On going "way" overdue.

10.01.2014

I've never been pregnant this long. Although with every pregnancy I've had, I've been able to say that. I  have a very clear trend going here. Every baby comes later than the one before.

My first came fast, on his own, a couple of weeks early or so. We weren't expecting it as I'd always been told first time mamas tend to go pretty overdue. But it was a welcome surprise because he was healthy and 8lbs, 1oz, so nothing to worry about there!

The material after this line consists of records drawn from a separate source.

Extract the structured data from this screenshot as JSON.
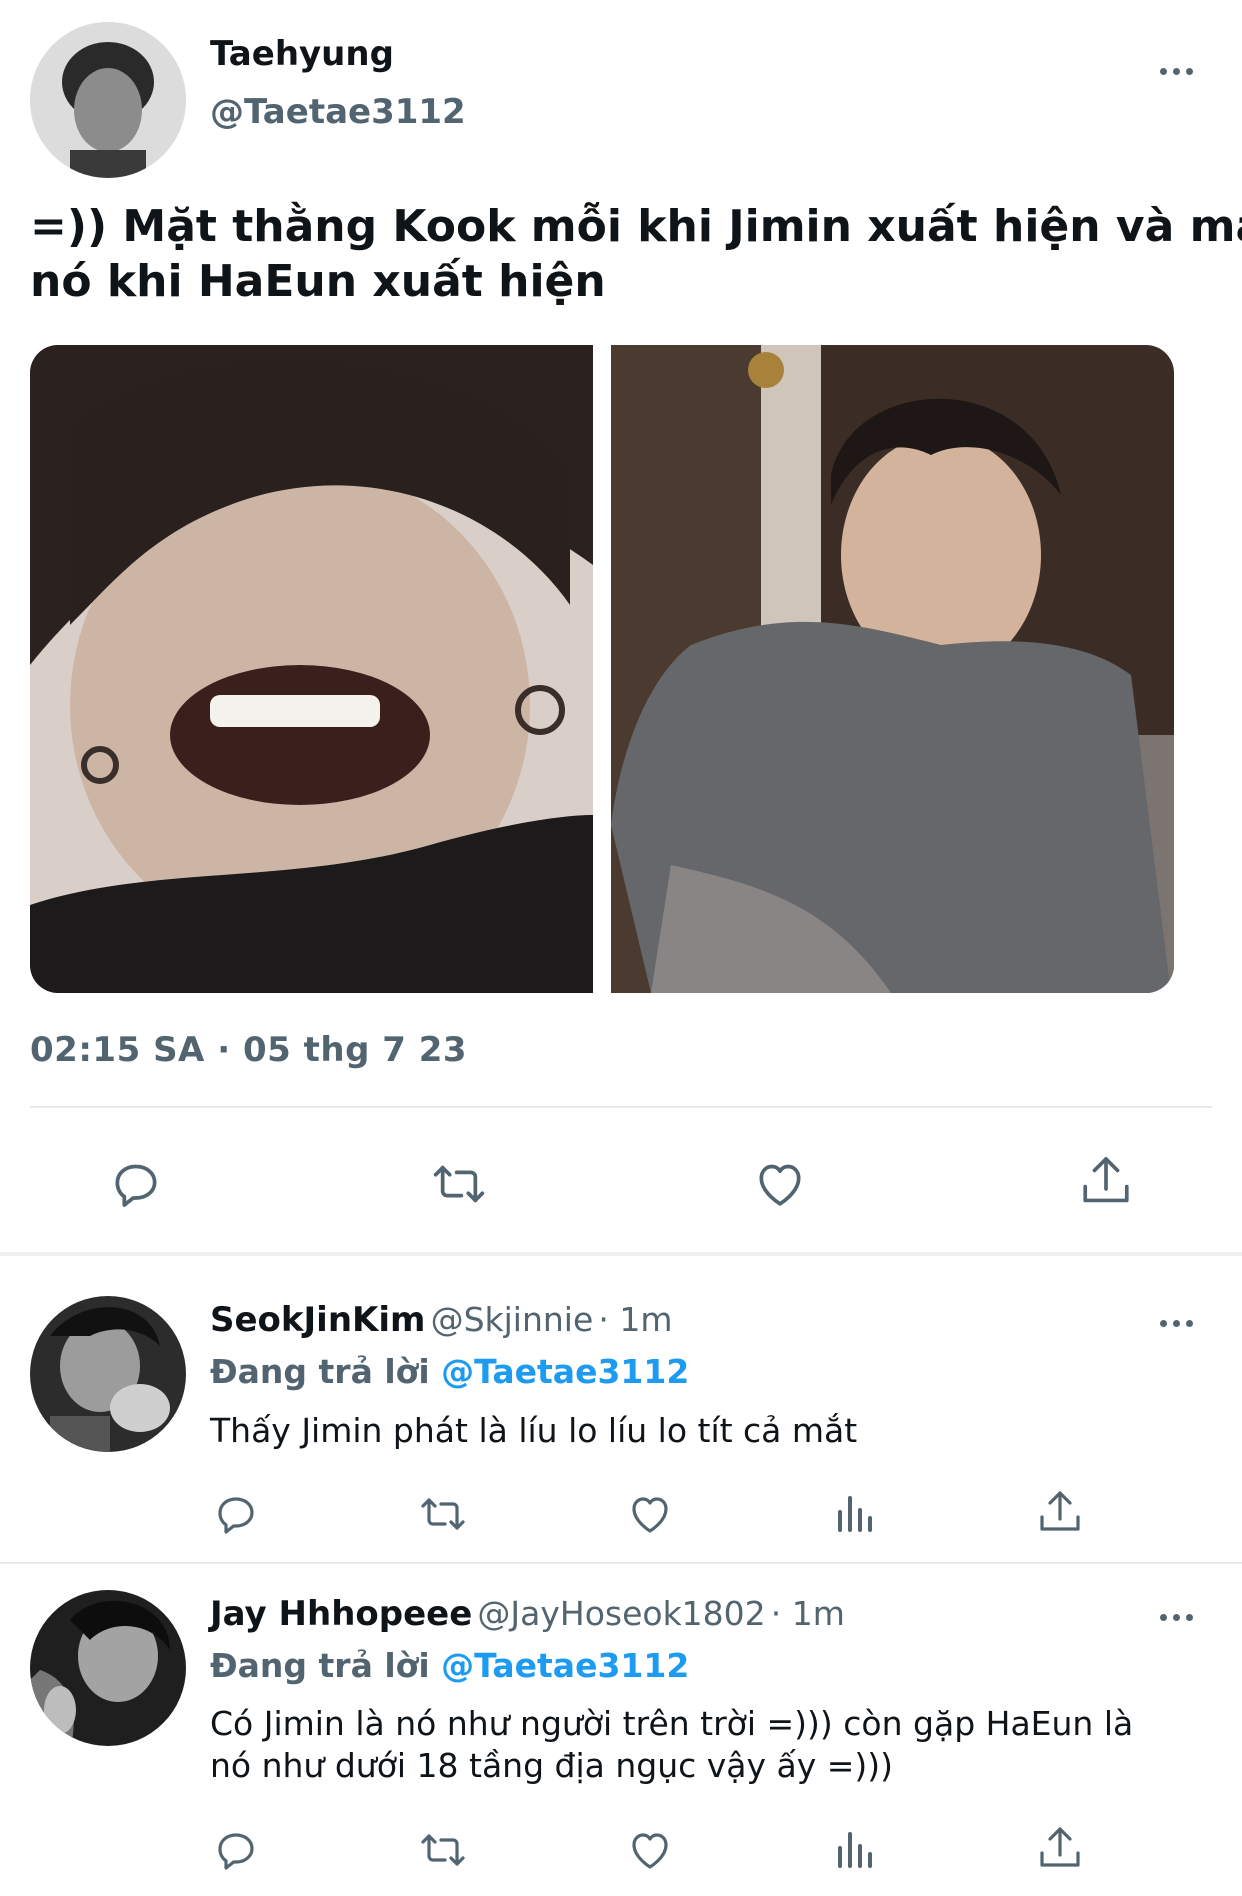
{
  "tweet": {
    "display_name": "Taehyung",
    "handle": "@Taetae3112",
    "text_line1": "=)) Mặt thằng Kook mỗi khi Jimin xuất hiện và mặt",
    "text_line2": "nó khi HaEun xuất hiện",
    "timestamp": "02:15 SA · 05 thg 7 23",
    "more_icon": "more-horizontal-icon"
  },
  "actions": [
    "reply-icon",
    "retweet-icon",
    "like-icon",
    "share-icon"
  ],
  "replies": [
    {
      "display_name": "SeokJinKim",
      "handle": "@Skjinnie",
      "time": "· 1m",
      "replying_to_label": "Đang trả lời",
      "replying_to_handle": "@Taetae3112",
      "text_line1": "Thấy Jimin phát là líu lo líu lo tít cả mắt",
      "text_line2": ""
    },
    {
      "display_name": "Jay Hhhopeee",
      "handle": "@JayHoseok1802",
      "time": "· 1m",
      "replying_to_label": "Đang trả lời",
      "replying_to_handle": "@Taetae3112",
      "text_line1": "Có Jimin là nó như người trên trời =))) còn gặp HaEun là",
      "text_line2": "nó như dưới 18 tầng địa ngục vậy ấy =)))"
    }
  ],
  "colors": {
    "text": "#0f1419",
    "secondary": "#536471",
    "mention": "#1d9bf0",
    "divider": "#e6e9eb"
  }
}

My second, my daughter, was a different story. At 36 weeks, they checked my cervix because I'd been having a lot of prodromal labor. I was already 3cm dilated and though I can't remember for sure what my effacement was, it was a lot. Maybe 75%? The doctor's exact words were, "Any day now...don't travel for Christmas." Almost four more weeks went by after that with no baby. Each week, I was further dilated, until a few days before my due date I was sitting at 6cm dilated, totally effaced with no baby. I was partially exhausted by the nightly prodromal labor that would often last for hours, and partially scared of their warnings that if I wasn't induced, baby would come before I could make it to the hospital, so I agreed, a few days shy of her due date, to allow them to break my water rather than use pitocin. They weren't thrilled about taking that route, but they said if I came in when I was having consistent contractions that they could pick up on the monitor, they would allow me to go that route instead of the meds, and even though it was still out of my comfort zone, I felt like I was favorable for that sort of induction and that it was a safer/more natural option than drugs. So I did, and they broke my water, and she came fast and furiously an hour later. Though it went mostly fine (she had problems breathing and they did have to take her away, probably because it was such a crazy fast labor, but I'll never know), I have always regretted forcing her out. Babies stay in the womb for a reason, and for most of us, it's because they still need to be there. There are definitely cases in which baby is safer outside the womb than inside, but those are the exception, not the norm, and can usually be picked up from Biophysical Profiles and Non-Stress Tests, which are standard procedures when you pass your due date. I have no idea when Adalyn would have finally decided to come on her own, but it's not that crazy to think she might have stayed in there another week or two. I have a history of walking around pretty dilated for long periods of time.